Cloud services are now Oracle’s fastest growing sector and have helped to push the company’s revenues up substantially in the first quarter of the financial year.

And chairman and CTO Larry Ellison said as part of the results announcement: “In a couple of weeks, we will announce the world’s first fully autonomous database cloud service.” However, he gave no further details.

Though the company’s total revenues were up a healthy 7%, cloud related sectors of the business went up even faster. Total cloud revenues for the whole company were up 51% on the same quarter in the previous year to reach $1.5 billion – 16.3% of the company’s total revenues of $9.2 billion.

“The sustained hyper-growth in our multi-billion dollar cloud business continues to drive Oracle’s overall revenue and earnings higher and higher,” said Oracle CEO, Safra Catz.

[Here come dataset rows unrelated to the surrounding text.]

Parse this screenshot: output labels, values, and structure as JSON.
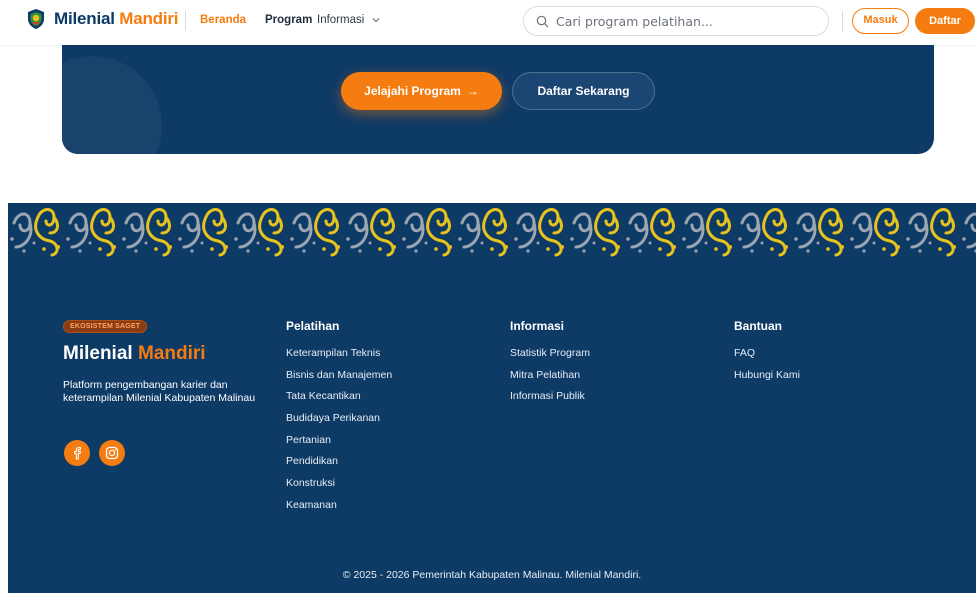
{
  "header": {
    "brand_part1": "Milenial",
    "brand_part2": "Mandiri",
    "nav": {
      "beranda": "Beranda",
      "program": "Program",
      "informasi": "Informasi"
    },
    "search": {
      "placeholder": "Cari program pelatihan..."
    },
    "login_label": "Masuk",
    "register_label": "Daftar"
  },
  "cta": {
    "explore_label": "Jelajahi Program",
    "explore_arrow": "→",
    "register_label": "Daftar Sekarang"
  },
  "footer": {
    "badge": "EKOSISTEM SAGET",
    "brand_part1": "Milenial",
    "brand_part2": "Mandiri",
    "description": "Platform pengembangan karier dan keterampilan Milenial Kabupaten Malinau",
    "socials": [
      "facebook-icon",
      "instagram-icon"
    ],
    "columns": [
      {
        "title": "Pelatihan",
        "links": [
          "Keterampilan Teknis",
          "Bisnis dan Manajemen",
          "Tata Kecantikan",
          "Budidaya Perikanan",
          "Pertanian",
          "Pendidikan",
          "Konstruksi",
          "Keamanan"
        ]
      },
      {
        "title": "Informasi",
        "links": [
          "Statistik Program",
          "Mitra Pelatihan",
          "Informasi Publik"
        ]
      },
      {
        "title": "Bantuan",
        "links": [
          "FAQ",
          "Hubungi Kami"
        ]
      }
    ],
    "copyright": "© 2025 - 2026 Pemerintah Kabupaten Malinau. Milenial Mandiri."
  },
  "colors": {
    "navy": "#0e3a66",
    "orange": "#f47c10",
    "batik_gold": "#e8c21d",
    "batik_gray": "#9aa5b1"
  }
}
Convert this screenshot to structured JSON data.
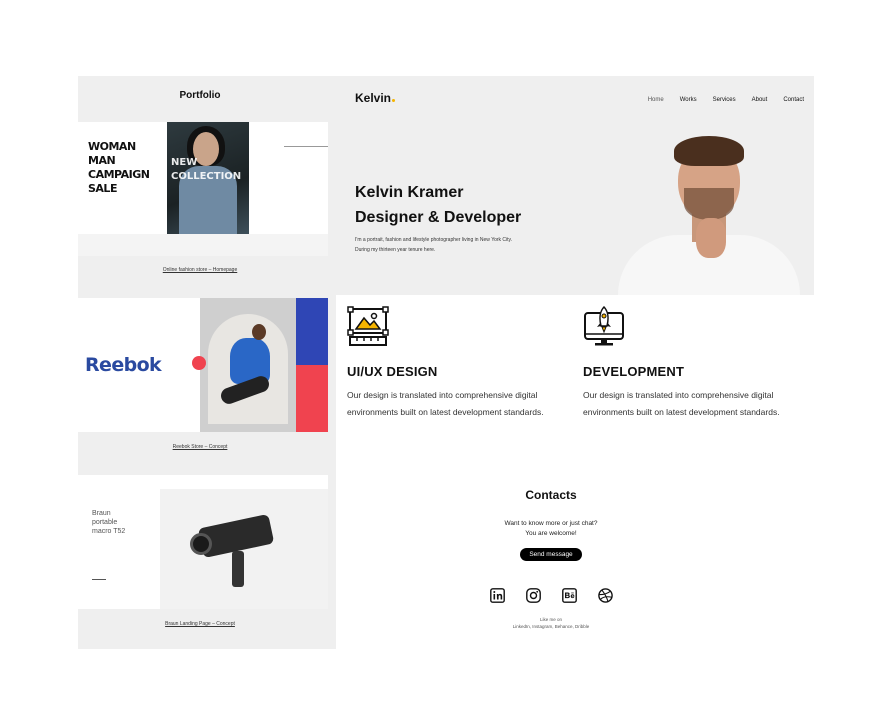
{
  "portfolio": {
    "title": "Portfolio",
    "thumb1": {
      "big_text": "WOMAN MAN CAMPAIGN SALE",
      "overlay_text": "NEW COLLECTION",
      "caption": "Online fashion store – Homepage"
    },
    "thumb2": {
      "logo": "Reebok",
      "caption": "Reebok Store – Concept"
    },
    "thumb3": {
      "product_text": "Braun portable macro T52",
      "caption": "Braun Landing Page – Concept"
    }
  },
  "header": {
    "brand": "Kelvin",
    "nav": [
      "Home",
      "Works",
      "Services",
      "About",
      "Contact"
    ]
  },
  "hero": {
    "headline_line1": "Kelvin Kramer",
    "headline_line2": "Designer & Developer",
    "sub_line1": "I'm a portrait, fashion and lifestyle photographer living in New York City.",
    "sub_line2": "During my thirteen year tenure here."
  },
  "services": [
    {
      "title": "UI/UX DESIGN",
      "description": "Our design is translated into comprehensive digital environments built on latest development standards.",
      "icon": "design-frame-icon"
    },
    {
      "title": "DEVELOPMENT",
      "description": "Our design is translated into comprehensive digital environments built on latest development standards.",
      "icon": "rocket-monitor-icon"
    }
  ],
  "contacts": {
    "title": "Contacts",
    "ask_line1": "Want to know more or just chat?",
    "ask_line2": "You are welcome!",
    "button": "Send message",
    "socials": [
      "linkedin-icon",
      "instagram-icon",
      "behance-icon",
      "dribbble-icon"
    ],
    "like_line1": "Like me on",
    "like_line2": "LinkedIn, Instagram, Behance, Dribble"
  }
}
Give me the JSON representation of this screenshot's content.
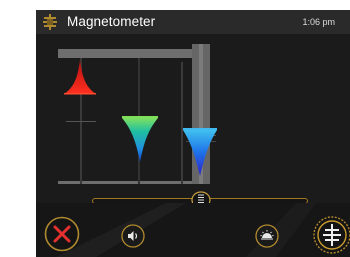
{
  "titlebar": {
    "title": "Magnetometer",
    "time": "1:06 pm",
    "app_icon": "magnet-icon"
  },
  "readings": [
    {
      "axis": "x",
      "color": "#e0201a",
      "direction": "up"
    },
    {
      "axis": "y",
      "color": "#2fb84a",
      "direction": "down"
    },
    {
      "axis": "z",
      "color": "#1a72e6",
      "direction": "down"
    }
  ],
  "slider": {
    "icon": "spring-icon"
  },
  "toolbar": {
    "close_icon": "close-x-icon",
    "sound_icon": "speaker-icon",
    "light_icon": "sunrise-icon",
    "mode_icon": "magnet-probe-icon"
  },
  "colors": {
    "accent_gold": "#b08a2e",
    "close_red": "#e53030",
    "background": "#1b1b1b"
  }
}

The best performing sector in terms of rate of growth was cloud software as a service, which went up 62% in revenues compared with the same quarter in the previous year to $1.1 billion. Cloud platform as a service plus infrastructure as a service revenues were up 28% to $400 million. Cloud plus on-premise software revenues were up 9% to $7.4 billion.

Catz’s fellow CEO – Oracle has two – Mark Hurd said “Our cloud applications business continues to grow more than twice as fast as salesforce.com.” Enterprise resource planning (ERP) is the “largest and most important cloud applications business”, he added. “We now have about 5,000 Fusion ERP customers plus 12,000 NetSuite ERP customers in the Oracle Cloud. That’s 30 times more ERP customers than Workday.”

Meanwhile Oracle announced that it has joined the Cloud Native Computing Foundation (CNCF) as a platinum member. “By joining the CNCF, we’re making it easier for enterprises to leverage the power of container-native technology to simplify their infrastructure environments to run in true hybrid cloud mode – in any cloud,” said Mark Cavage, vice president of software development at Oracle.

Chris Aniszczyk, COO of the CNCF, said: “Oracle has decades of experience meeting the needs of world-class enterprises. We are excited to have Oracle join CNCF as a platinum member, and believe that their key role will help define the future of enterprise cloud.”